Within this second month, I’ve also had my first midwife appointment, the lovely Corrine who is the same midwife I had when I was pregnant with Little L. I was so pleased as she is so kind and supportive. She went through a few basics and gave me my notes and bounty pack. It did amuse me greatly when, during an unrelated conversation she said:
“Do you do any illegal drugs?!”
I know this is a serious question and applicable to some parents-to-be, however it was more the way she threw it into conversation that made me laugh. We discussed my birth with my son and how uneventful it had been which prompted her to encourage me to have a home birth. I declined for a few reasons:
- I know how much blood comes out and I don’t want that mess in my house!
- Little L needs as little disruption as possible and I don’t think I’d like to see it.
- I’m more relaxed in hospital, knowing I have everything I need for every eventuality.
- Our hospital has a new birth centre I want to try out!

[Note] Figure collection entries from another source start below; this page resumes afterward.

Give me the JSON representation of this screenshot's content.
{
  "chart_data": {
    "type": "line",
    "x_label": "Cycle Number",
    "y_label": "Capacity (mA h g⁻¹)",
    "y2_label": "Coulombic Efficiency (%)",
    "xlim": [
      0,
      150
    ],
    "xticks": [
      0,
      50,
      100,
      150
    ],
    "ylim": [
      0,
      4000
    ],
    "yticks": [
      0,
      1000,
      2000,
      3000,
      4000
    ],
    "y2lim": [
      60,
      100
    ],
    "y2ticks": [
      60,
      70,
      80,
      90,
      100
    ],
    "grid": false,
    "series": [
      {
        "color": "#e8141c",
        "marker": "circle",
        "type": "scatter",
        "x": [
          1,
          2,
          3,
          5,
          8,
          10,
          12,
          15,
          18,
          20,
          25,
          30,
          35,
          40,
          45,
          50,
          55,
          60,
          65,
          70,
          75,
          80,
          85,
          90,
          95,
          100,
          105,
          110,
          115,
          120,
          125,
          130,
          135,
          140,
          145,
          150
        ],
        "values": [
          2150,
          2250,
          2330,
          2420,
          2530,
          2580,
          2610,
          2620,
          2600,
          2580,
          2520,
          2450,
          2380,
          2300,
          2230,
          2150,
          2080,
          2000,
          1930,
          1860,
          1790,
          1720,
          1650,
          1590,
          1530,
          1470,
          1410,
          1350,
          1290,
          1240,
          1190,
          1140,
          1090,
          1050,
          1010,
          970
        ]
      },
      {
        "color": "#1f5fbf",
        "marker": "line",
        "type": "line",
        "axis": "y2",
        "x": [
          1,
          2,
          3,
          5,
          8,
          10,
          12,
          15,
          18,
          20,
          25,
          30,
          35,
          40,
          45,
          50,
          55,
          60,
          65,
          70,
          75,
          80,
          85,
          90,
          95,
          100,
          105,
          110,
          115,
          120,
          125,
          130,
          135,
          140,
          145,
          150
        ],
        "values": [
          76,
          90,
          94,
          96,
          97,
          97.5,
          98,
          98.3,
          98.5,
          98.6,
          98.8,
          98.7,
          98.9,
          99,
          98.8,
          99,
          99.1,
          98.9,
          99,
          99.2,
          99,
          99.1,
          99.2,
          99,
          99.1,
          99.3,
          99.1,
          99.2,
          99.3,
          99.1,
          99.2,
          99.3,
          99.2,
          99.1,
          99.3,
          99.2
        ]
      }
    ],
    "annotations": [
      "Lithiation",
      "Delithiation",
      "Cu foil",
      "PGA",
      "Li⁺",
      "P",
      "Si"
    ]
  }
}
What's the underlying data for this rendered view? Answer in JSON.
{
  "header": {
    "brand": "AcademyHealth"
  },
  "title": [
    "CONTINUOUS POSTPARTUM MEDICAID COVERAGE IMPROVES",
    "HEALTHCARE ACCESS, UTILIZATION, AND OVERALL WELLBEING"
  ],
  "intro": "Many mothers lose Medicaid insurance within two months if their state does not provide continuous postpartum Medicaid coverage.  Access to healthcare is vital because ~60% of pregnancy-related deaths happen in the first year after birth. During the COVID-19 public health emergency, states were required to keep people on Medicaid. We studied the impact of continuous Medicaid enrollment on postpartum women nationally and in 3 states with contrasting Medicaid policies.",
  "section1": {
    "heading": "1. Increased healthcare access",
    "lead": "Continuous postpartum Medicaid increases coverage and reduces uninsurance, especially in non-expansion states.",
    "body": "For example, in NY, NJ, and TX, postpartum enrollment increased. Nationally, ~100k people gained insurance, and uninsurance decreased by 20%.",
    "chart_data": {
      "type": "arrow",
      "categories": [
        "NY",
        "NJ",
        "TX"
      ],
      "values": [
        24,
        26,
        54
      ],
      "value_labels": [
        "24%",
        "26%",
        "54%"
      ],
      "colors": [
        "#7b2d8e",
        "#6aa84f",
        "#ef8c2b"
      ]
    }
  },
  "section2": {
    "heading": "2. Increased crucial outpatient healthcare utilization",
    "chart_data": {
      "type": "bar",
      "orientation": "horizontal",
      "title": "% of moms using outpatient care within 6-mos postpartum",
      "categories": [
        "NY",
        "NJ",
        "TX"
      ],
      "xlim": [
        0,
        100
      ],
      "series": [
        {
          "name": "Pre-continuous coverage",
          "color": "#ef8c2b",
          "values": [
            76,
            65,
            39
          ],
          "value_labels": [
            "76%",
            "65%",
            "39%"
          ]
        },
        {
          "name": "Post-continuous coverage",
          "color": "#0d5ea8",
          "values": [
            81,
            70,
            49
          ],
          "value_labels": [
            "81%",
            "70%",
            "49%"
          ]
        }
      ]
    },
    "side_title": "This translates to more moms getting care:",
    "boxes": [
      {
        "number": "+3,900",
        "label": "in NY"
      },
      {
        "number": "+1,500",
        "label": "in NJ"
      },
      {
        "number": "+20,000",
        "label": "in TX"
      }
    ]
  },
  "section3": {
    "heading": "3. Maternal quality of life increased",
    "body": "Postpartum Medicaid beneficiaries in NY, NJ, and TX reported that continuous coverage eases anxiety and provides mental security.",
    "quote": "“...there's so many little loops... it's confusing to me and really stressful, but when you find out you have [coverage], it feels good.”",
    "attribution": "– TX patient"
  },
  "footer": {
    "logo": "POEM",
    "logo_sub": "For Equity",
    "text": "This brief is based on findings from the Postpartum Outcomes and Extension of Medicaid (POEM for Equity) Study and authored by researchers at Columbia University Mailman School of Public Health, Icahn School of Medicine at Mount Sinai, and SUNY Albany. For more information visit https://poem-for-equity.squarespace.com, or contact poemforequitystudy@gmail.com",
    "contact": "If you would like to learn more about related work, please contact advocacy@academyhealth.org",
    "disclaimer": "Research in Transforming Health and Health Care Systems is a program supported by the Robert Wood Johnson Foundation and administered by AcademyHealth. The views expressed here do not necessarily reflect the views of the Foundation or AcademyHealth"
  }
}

This baby is still to adopt a nickname fully, so far it’s been called whatever size it is that week, for example, Lentil. Nothing’s stuck but I’m sure it will. We have an Early Scan booked on 21st May when I will be 9 weeks and 4 days, I’m looking forward to this and I’m nervous about it all at the same time. Like most women, I have days that I’m wondering if I made it all up in my head!
Mostly, this second month has been about being tired and I’ll be glad when the second trimester hits and I get some energy back. Poor L has had to deal with his Mummy playing from laying on the sofa on an afternoon and I’ve realised that I can’t pack as much into a day as I used to, or it affects me terribly for a few days after.
Still, it’ll all be worthwhile in the long run.